British aurora hunters could be in for another treat today if a new wave of solar particles arrives as expected. The Earth’s magnetic field is already buzzing with activity after being hit by a massive solar event called a Coronal Mass Ejection (CME) at the weekend. And another blast is headed our way.
America’s National Oceanic and Atmospheric Administration (NOAA) is calling it the strongest solar radiation storm since 2005 and it is getting stronger. The associated solar flare peaked on January 23 at 4am (GMT) and another very fast-moving CME is now headed towards Earth.
A computer model released yesterday by NOAA’s Space Weather Prediction Centre is forecasting that the storm will arrive late today.
The weekend’s influx of charged particles meant that the Northern Lights were visible in Scotland, the North-East of England, Northern Ireland and also in Ireland. If the storm intensifies, the Aurora could be seen even further south today.

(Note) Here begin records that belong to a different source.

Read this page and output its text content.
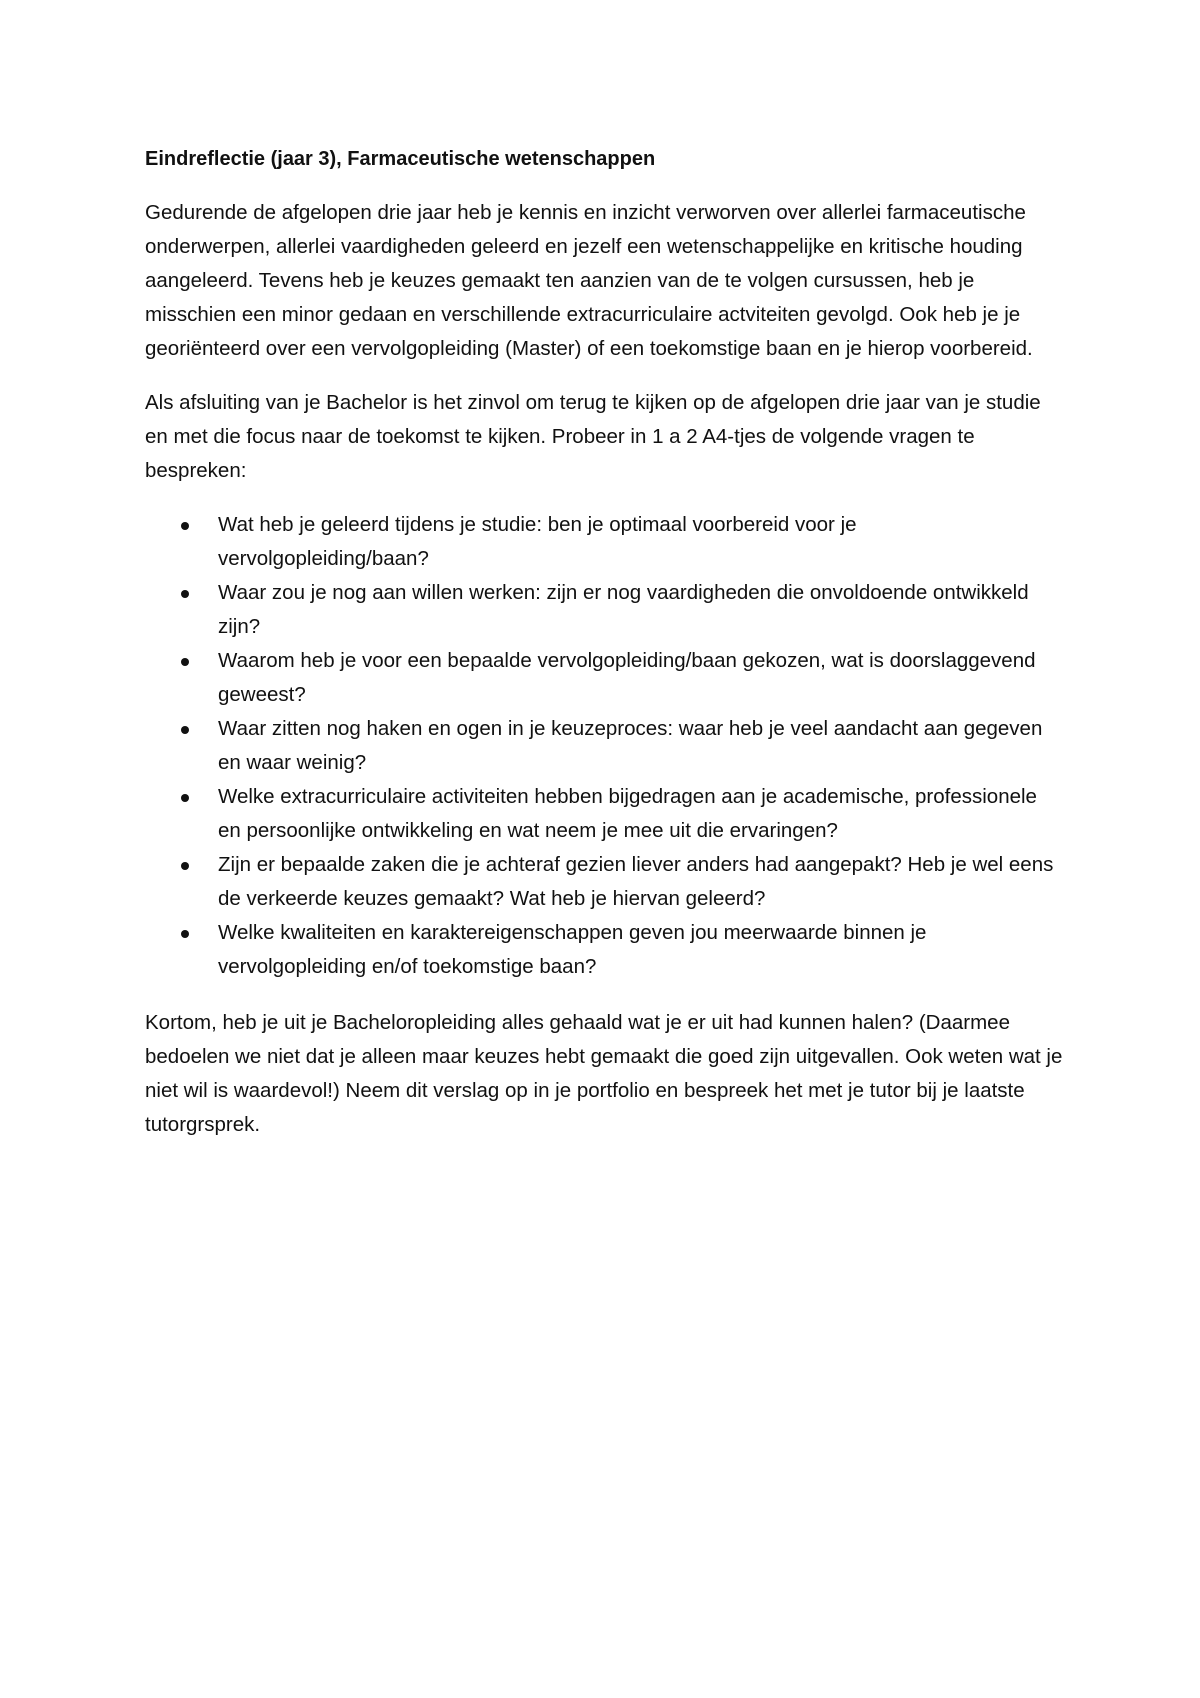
Eindreflectie (jaar 3), Farmaceutische wetenschappen

Gedurende de afgelopen drie jaar heb je kennis en inzicht verworven over allerlei farmaceutische onderwerpen, allerlei vaardigheden geleerd en jezelf een wetenschappelijke en kritische houding aangeleerd. Tevens heb je keuzes gemaakt ten aanzien van de te volgen cursussen, heb je misschien een minor gedaan en verschillende extracurriculaire actviteiten gevolgd. Ook heb je je georiënteerd over een vervolgopleiding (Master) of een toekomstige baan en je hierop voorbereid.

Als afsluiting van je Bachelor is het zinvol om terug te kijken op de afgelopen drie jaar van je studie en met die focus naar de toekomst te kijken. Probeer in 1 a 2 A4-tjes de volgende vragen te bespreken:

Wat heb je geleerd tijdens je studie: ben je optimaal voorbereid voor je vervolgopleiding/baan?
Waar zou je nog aan willen werken: zijn er nog vaardigheden die onvoldoende ontwikkeld zijn?
Waarom heb je voor een bepaalde vervolgopleiding/baan gekozen, wat is doorslaggevend geweest?
Waar zitten nog haken en ogen in je keuzeproces: waar heb je veel aandacht aan gegeven en waar weinig?
Welke extracurriculaire activiteiten hebben bijgedragen aan je academische, professionele en persoonlijke ontwikkeling en wat neem je mee uit die ervaringen?
Zijn er bepaalde zaken die je achteraf gezien liever anders had aangepakt? Heb je wel eens de verkeerde keuzes gemaakt? Wat heb je hiervan geleerd?
Welke kwaliteiten en karaktereigenschappen geven jou meerwaarde binnen je vervolgopleiding en/of toekomstige baan?

Kortom, heb je uit je Bacheloropleiding alles gehaald wat je er uit had kunnen halen? (Daarmee bedoelen we niet dat je alleen maar keuzes hebt gemaakt die goed zijn uitgevallen. Ook weten wat je niet wil is waardevol!) Neem dit verslag op in je portfolio en bespreek het met je tutor bij je laatste tutorgrsprek.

CMEs aren’t fully understood and are sometimes (but not always) associated with solar flares. CMEs are balloon-shaped bursts of solar wind that rise above the solar corona, expanding and heating to tens of millions of degrees to form a super-heated plasma as they climb. Charged particles within the plasma move along the Sun’s magnetic field lines and it is thought that, when these field lines cross, the shock accelerates the particles into space. Each CME can release up to 100 billion kg of this material at speeds of up to two million mph.